Deep-in-the-money call buys back in May have outpaced gains in their respective underlying shares of Apple Inc. (AAPL)
On May 18, Investitute's proprietary programs found that 21,000 November $165 calls were purchased for $26.65 as part of a bullish roll-up from another in-the-money position, with shares at $186.85. Open interest in the strike before that session began was only 1,145 contracts, showing that this was clearly fresh buying.
Those investors likely purchased these calls to synthetically replicate a long position in the underlying shares of AAPL but with less capital laid out initially, with the potential for greater leverage and less risk than owning the stock outright.
Those November $165 calls traded for $58.55 Wednesday, more than two times their purchase prices. The stock rose more 19.4% in the same time frame, a huge move but still far below that of its options on a relative basis.
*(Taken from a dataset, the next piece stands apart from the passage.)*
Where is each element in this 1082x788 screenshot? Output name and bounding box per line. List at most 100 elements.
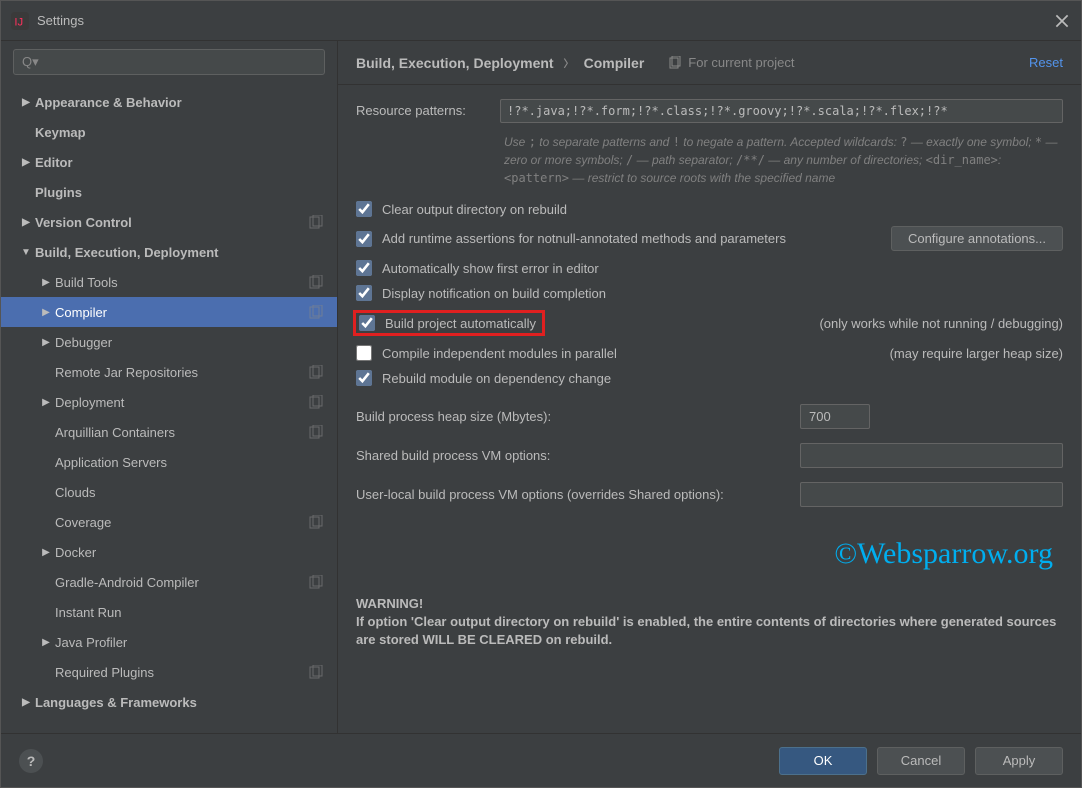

Long calls lock in the price where investors can buy a stock, letting them position for a rally at limited cost with the potential for significant leverage. They carry less risk than owning shares because the most that can be lost is the price of the options no matter how far the stock might fall.
Apple was up the morning of September 26 to an intraday high of $223.75 before pulling back to close down on the session by 0.8%, at $220.42. The iPhone and wearables manufacturer has outperformed the broader market with a slew of analyst upgrades, good earnings, and a new product cycle.